Are Hydrogen Wells a Real Thing?

Updated: Nov 27


A Prussian Blue field with H2 in khaki, indicating diatomic hydrogen

Somebody asked if hydrogen wells are a thing.  Yes, they are a real thing and have been known for some time. The reaction that produces the hydrogen has been known even longer.


4046. For Obtaining Hydrogen in Quantities

Place iron wire in a gun-barrel, or a porcelain tube, open at both ends, to one of which attach a retort containing water, and to the other a bent tube, connecting with a pneumatic trough. The gun-barrel must now be heated to redness, and the water in the retort brought into a state of brisk ebullition, when the vapor will be decomposed, the oxygen being absorbed by the iron, and the hydrogen escaping into the gas receiver. The gas evolved may be purified, if desired, by passing it through alcohol, &c.

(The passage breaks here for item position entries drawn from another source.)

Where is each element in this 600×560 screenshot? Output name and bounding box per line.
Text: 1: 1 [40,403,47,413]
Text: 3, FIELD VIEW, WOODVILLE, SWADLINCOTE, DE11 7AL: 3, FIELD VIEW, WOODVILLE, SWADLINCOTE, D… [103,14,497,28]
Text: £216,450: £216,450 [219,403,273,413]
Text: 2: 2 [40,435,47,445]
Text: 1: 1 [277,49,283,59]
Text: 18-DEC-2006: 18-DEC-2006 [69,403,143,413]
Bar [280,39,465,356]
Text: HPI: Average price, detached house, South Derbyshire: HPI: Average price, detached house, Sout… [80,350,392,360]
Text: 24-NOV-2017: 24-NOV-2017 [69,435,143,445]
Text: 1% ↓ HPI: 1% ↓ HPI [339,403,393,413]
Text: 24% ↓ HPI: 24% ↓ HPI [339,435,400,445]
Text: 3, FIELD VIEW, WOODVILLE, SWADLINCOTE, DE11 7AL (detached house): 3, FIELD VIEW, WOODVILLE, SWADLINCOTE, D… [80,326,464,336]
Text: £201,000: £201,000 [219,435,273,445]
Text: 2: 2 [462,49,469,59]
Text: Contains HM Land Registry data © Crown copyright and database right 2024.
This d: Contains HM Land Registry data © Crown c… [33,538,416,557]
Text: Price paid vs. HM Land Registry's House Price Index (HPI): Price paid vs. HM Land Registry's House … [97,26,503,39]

—Dick’s Encyclopedia of Practical Receipts and Processes. New York: Dick & Fitzgerald, 1872


So where do you find iron? Underground. Where do you find water?  Underground. Where do you find searing heat? Underground. So there you have it. You can think of the gun-barrel as all the stupid worthless rocks layered on top of the good and useful iron-bearing rocks, the iron wire as the iron-bearing ( Fe[II]) rocks, the water in the retort as water seeping down from the surface, and good old mother earth as the heat source. Result, hydrogen and further oxidized rocks.  (Another path to hydrogen production is radiolysis of water by natural radioactivity, but that is a lesser source.)


Petroleum seeps have been known since ancient times, mainly as a source of pitch. Hydrogen seeps have been known since ancient times, too, as at Mount Chimaera in Turkey, which “breathes out fire on summer nights,” as Isidore of Seville said. Not that people knew the exhalation was hydrogen, of course. But we know.


So why has the abundance of natural hydrogen been doubted, and what exists so little known?  Mainly because the petroleum industry doesn’t drill deep wells in strata where native hydrogen is generated.  So it’s a classic example of thinking something doesn’t exist because you’ve been looking in the wrong places. Like when you leave your cell phone in your girlfriend’s shoe.


What are the right places? Precambrian continental shield rocks, mainly. Mid-oceanic ridges.  Places where nobody but a lunatic would or could drill for oil.

Anyway, my secret process accelerates hydrogen production by impeding the buffering effect of hematite and magnetite and accelerating the reaction by other means.  This is the stuff Jing wants to know about. But I’m not talking.